Beondaegi: How to Eat Boiled Worms

Anyone venturing into the Asian continent is bound to have an encounter with some form of insect cuisine. In South Korea, Beondaegi (번데기) is the go-to snack for high protein munchies.

Photo by Michael Johnstone

Admittedly, it has taken me two years to muster the courage to try the boiled silkworm street food. Although I’ve had some strange (and sometimes wonderful) foods here in Asia, I have a strong repulsion to insects in any form, so beondaegi didn’t get checked off my list until this past weekend during the chuseok holiday.

Beondaegi has a very strong, indescribable smell. I suppose you could say that it’s exactly the smell you’d expect when you boil larvae for several hours, but I can’t think of anything to make a comparison to. But once  you smell it, you know it, and you’ll never forget.

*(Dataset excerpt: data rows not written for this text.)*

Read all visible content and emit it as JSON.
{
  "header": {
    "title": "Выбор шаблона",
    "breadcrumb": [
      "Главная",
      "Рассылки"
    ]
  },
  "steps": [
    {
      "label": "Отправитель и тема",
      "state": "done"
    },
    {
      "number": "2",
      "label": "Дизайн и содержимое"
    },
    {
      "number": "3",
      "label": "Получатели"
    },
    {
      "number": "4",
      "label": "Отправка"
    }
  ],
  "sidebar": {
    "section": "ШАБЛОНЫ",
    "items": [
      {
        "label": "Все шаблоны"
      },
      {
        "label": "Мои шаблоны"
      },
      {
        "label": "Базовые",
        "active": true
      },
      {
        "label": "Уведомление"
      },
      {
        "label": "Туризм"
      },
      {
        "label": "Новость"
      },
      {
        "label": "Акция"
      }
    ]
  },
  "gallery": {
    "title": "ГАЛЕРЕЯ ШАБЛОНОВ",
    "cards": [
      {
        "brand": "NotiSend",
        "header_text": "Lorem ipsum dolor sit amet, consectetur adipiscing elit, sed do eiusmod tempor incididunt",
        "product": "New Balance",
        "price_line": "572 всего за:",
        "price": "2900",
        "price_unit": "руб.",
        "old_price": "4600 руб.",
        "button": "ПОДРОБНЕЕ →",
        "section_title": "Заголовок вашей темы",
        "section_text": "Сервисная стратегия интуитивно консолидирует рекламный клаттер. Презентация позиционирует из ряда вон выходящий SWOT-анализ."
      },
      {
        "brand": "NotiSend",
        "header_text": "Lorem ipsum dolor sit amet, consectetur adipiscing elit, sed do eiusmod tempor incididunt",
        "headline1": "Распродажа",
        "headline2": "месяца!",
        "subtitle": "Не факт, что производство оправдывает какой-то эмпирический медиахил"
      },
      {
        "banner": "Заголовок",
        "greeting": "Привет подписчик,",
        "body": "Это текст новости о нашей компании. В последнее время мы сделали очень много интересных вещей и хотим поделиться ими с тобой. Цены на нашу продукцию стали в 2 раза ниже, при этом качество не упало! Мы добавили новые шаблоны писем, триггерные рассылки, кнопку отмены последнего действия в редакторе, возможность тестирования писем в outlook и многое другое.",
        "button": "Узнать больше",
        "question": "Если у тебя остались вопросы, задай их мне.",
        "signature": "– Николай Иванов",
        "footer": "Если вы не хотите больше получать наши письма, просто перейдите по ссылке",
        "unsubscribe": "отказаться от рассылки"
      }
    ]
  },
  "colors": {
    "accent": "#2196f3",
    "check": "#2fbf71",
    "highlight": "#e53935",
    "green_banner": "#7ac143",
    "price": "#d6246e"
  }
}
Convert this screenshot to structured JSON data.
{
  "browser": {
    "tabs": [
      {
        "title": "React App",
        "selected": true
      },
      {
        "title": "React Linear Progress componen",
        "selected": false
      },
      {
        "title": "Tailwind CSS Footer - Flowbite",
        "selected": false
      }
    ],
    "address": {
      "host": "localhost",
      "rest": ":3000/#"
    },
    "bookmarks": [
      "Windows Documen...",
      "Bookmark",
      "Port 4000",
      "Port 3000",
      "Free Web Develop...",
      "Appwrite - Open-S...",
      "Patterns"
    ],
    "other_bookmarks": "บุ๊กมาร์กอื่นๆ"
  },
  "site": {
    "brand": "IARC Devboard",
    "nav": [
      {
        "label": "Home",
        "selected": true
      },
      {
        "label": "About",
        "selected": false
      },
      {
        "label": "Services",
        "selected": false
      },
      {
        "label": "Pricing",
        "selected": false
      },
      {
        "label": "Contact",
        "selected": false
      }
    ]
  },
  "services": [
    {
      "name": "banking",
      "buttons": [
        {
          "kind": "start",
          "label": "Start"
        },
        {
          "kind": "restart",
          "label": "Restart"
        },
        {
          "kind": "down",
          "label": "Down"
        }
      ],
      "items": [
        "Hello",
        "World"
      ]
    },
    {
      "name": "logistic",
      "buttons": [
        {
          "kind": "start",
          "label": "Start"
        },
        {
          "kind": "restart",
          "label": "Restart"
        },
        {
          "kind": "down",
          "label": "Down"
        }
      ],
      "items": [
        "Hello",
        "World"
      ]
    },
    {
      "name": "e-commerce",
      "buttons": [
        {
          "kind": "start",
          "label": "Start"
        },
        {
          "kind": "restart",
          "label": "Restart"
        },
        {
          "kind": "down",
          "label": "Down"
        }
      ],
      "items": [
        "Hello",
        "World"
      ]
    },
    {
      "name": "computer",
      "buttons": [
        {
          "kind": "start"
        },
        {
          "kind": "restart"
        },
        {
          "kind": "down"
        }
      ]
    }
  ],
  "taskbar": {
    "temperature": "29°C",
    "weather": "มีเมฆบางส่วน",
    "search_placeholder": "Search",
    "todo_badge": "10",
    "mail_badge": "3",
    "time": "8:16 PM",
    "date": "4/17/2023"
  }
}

On a three-count I finally lanced one of the worms and stuck it in my mouth. The texture is somewhat like that of a raisin; a slightly tough, leathery exterior with a squish, and a soft, juicy surprise in the middle. Oh, and the aftertaste of death.

If you come to Korea, put it on your todo list. It’s not the most horrible experience I’ve had (comparatively, I dry-heaved more when eating  jellyfish or the century egg), and it might be the least-offensive way to kick off an insect eating rampage.